でも、普通に考えれば、配達員なんかより母親の方が強いのは明確だ。それに、へズちゃんの瞳が魔女に奪われたのは紛れもない事実。
「――聞こえなかったの? もうここには来ないでって言ってるの。人間のフリをして、裏では私たちを嘲笑ってるんでしょう?」
「ち、ちが……」
「魔女は魔女らしく、兵器としてどこかの戦場を駆け回っていればいいのよ」
視線と言葉で気圧されてしまい、ついに何も言えなくなる。このまま、立ち去るしかなかった。
「ご、ご利用……ありがとうございました」
やっとの思いで振り絞った言葉は、わたしの立場を完全に決めてしまった。
玄関で頭を下げ、扉を閉める。その瞬間に視界に映ったへズちゃんは俯いていて、表情が窺えなかった。
でもきっと、失望してる。
いままで正体を隠されていたことにショックを受けている。だってわたしは、へズちゃんの事情を知っていたのに、告白を先延ばしにしていたのだから。

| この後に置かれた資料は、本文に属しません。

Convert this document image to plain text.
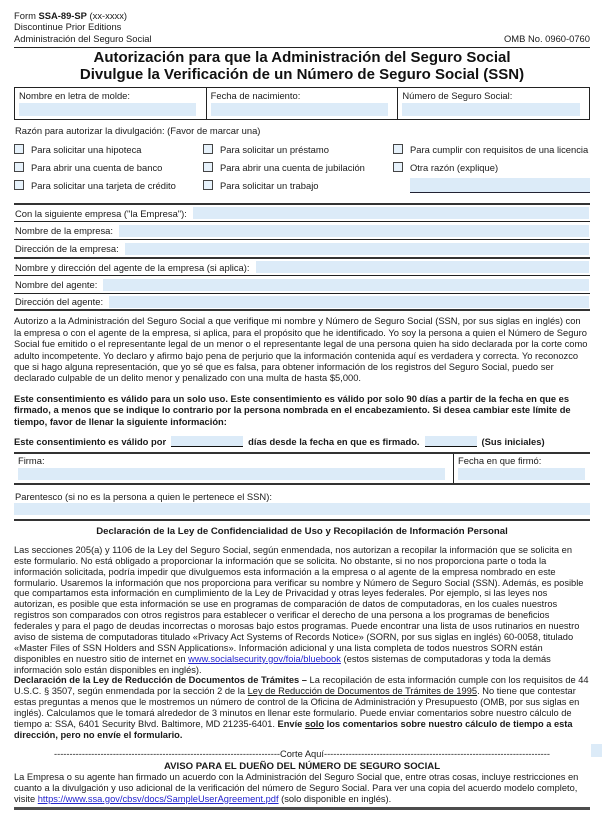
Form SSA-89-SP (xx-xxxx)
Discontinue Prior Editions
Administración del Seguro Social	OMB No. 0960-0760
Autorización para que la Administración del Seguro Social
Divulgue la Verificación de un Número de Seguro Social (SSN)
Nombre en letra de molde:	Fecha de nacimiento:	Número de Seguro Social:
Razón para autorizar la divulgación: (Favor de marcar una)
Para solicitar una hipoteca
Para abrir una cuenta de banco
Para solicitar una tarjeta de crédito
Para solicitar un préstamo
Para abrir una cuenta de jubilación
Para solicitar un trabajo
Para cumplir con requisitos de una licencia
Otra razón (explique)
Con la siguiente empresa ("la Empresa"):
Nombre de la empresa:
Dirección de la empresa:
Nombre y dirección del agente de la empresa (si aplica):
Nombre del agente:
Dirección del agente:
Autorizo a la Administración del Seguro Social a que verifique mi nombre y Número de Seguro Social (SSN, por sus siglas en inglés) con la empresa o con el agente de la empresa, si aplica, para el propósito que he identificado. Yo soy la persona a quien el Número de Seguro Social fue emitido o el representante legal de un menor o el representante legal de una persona quien ha sido declarada por la corte como adulto incompetente. Yo declaro y afirmo bajo pena de perjurio que la información contenida aquí es verdadera y correcta. Yo reconozco que si hago alguna representación, que yo sé que es falsa, para obtener información de los registros del Seguro Social, puedo ser declarado culpable de un delito menor y penalizado con una multa de hasta $5,000.
Este consentimiento es válido para un solo uso. Este consentimiento es válido por solo 90 días a partir de la fecha en que es firmado, a menos que se indique lo contrario por la persona nombrada en el encabezamiento. Si desea cambiar este límite de tiempo, favor de llenar la siguiente información:
Este consentimiento es válido por	días desde la fecha en que es firmado.	(Sus iniciales)
Firma:	Fecha en que firmó:
Parentesco (si no es la persona a quien le pertenece el SSN):
Declaración de la Ley de Confidencialidad de Uso y Recopilación de Información Personal
Las secciones 205(a) y 1106 de la Ley del Seguro Social, según enmendada, nos autorizan a recopilar la información que se solicita en este formulario. No está obligado a proporcionar la información que se solicita. No obstante, si no nos proporciona parte o toda la información solicitada, podría impedir que divulguemos esta información a la empresa o al agente de la empresa nombrado en este formulario. Usaremos la información que nos proporciona para verificar su nombre y Número de Seguro Social (SSN). Además, es posible que compartamos esta información en cumplimiento de la Ley de Privacidad y otras leyes federales. Por ejemplo, si las leyes nos autorizan, es posible que esta información se use en programas de comparación de datos de computadoras, en los cuales nuestros registros son comparados con otros registros para establecer o verificar el derecho de una persona a los programas de beneficios federales y para el pago de deudas incorrectas o morosas bajo estos programas. Puede encontrar una lista de usos rutinarios en nuestro aviso de sistema de computadoras titulado «Privacy Act Systems of Records Notice» (SORN, por sus siglas en inglés) 60-0058, titulado «Master Files of SSN Holders and SSN Applications». Información adicional y una lista completa de todos nuestros SORN están disponibles en nuestro sitio de internet en www.socialsecurity.gov/foia/bluebook (estos sistemas de computadoras y toda la demás información solo están disponibles en inglés).
Declaración de la Ley de Reducción de Documentos de Trámites – La recopilación de esta información cumple con los requisitos de 44 U.S.C. § 3507, según enmendada por la sección 2 de la Ley de Reducción de Documentos de Trámites de 1995. No tiene que contestar estas preguntas a menos que le mostremos un número de control de la Oficina de Administración y Presupuesto (OMB, por sus siglas en inglés). Calculamos que le tomará alrededor de 3 minutos en llenar este formulario. Puede enviar comentarios sobre nuestro cálculo de tiempo a: SSA, 6401 Security Blvd. Baltimore, MD 21235-6401. Envíe solo los comentarios sobre nuestro cálculo de tiempo a esta dirección, pero no envíe el formulario.
-------------------------------------------------------------------------Corte Aquí-------------------------------------------------------------------------
AVISO PARA EL DUEÑO DEL NÚMERO DE SEGURO SOCIAL
La Empresa o su agente han firmado un acuerdo con la Administración del Seguro Social que, entre otras cosas, incluye restricciones en cuanto a la divulgación y uso adicional de la verificación del número de Seguro Social. Para ver una copia del acuerdo modelo completo, visite https://www.ssa.gov/cbsv/docs/SampleUserAgreement.pdf (solo disponible en inglés).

外は相変わらず静かで、コバルトブルーをぶちまけたような空は見上げれば落ちそうなほどに深い。波の音、海鳥の声、潮風で回る小さな風車。それらすべての情報が、ゆっくりとわたしの心に墨を広げていった。
もう、会えないんだ。
その事実が毒のように、ゆっくりと全身に回る。箒にまたがって『リヴレ・ヴォン』に戻っている間も、呼吸がおぼつかなくなる。わたしは空中で何度もふらつきながら、なんとか事務所へとたどり着いた。
「――アンタ、体調でも悪いのかい!?」
そんなわたしを見て、アンナさんがすぐに駆けつけてきた。体調が悪いというのは正確じゃないけれど、あながち外れてもいない。現に、わたしは全身にびっしゃりと汗をかいていた。
「……だ、だ、大丈夫です」
「どう見ても大丈夫じゃないよ、それは。今日はもう上がりな」
「で、でもまだ全然配達が残って……」
「心配無用だよ。そのぶんシャルに頑張ってもらうから」
アンナさんは冗談めかした様子でそう言った。シャルちゃんの負担が増えるのは可哀想だけど、今のわたしが役に立つとも思えない。箒でまっすぐ飛ぶことすらできないのだから。
「す、すみません。じゃあ今日は、これで失礼します……」
わたしは深々と頭を下げて事務所を出る。昼下がりのメリバルは活気に溢れているのに、すべての喧騒が遠く感じる。商通りに飾られた花も、心なしか
色あせて映った。
もし、初めてあった日に自分が魔女だと打ち明けていたら、結果は変わっていたのだろうか。いや、魔女であるわたしには、へズちゃんと仲良くする権利なんて最初から無かったのかもしれない。
「ああ……苦しいなあ」
視界が滲んでくる。わたしは堪らず空を見上げ、ずっと洟をすする。その瞬間、硝子の空にヒビが入り、音もなく砕け散った気がした。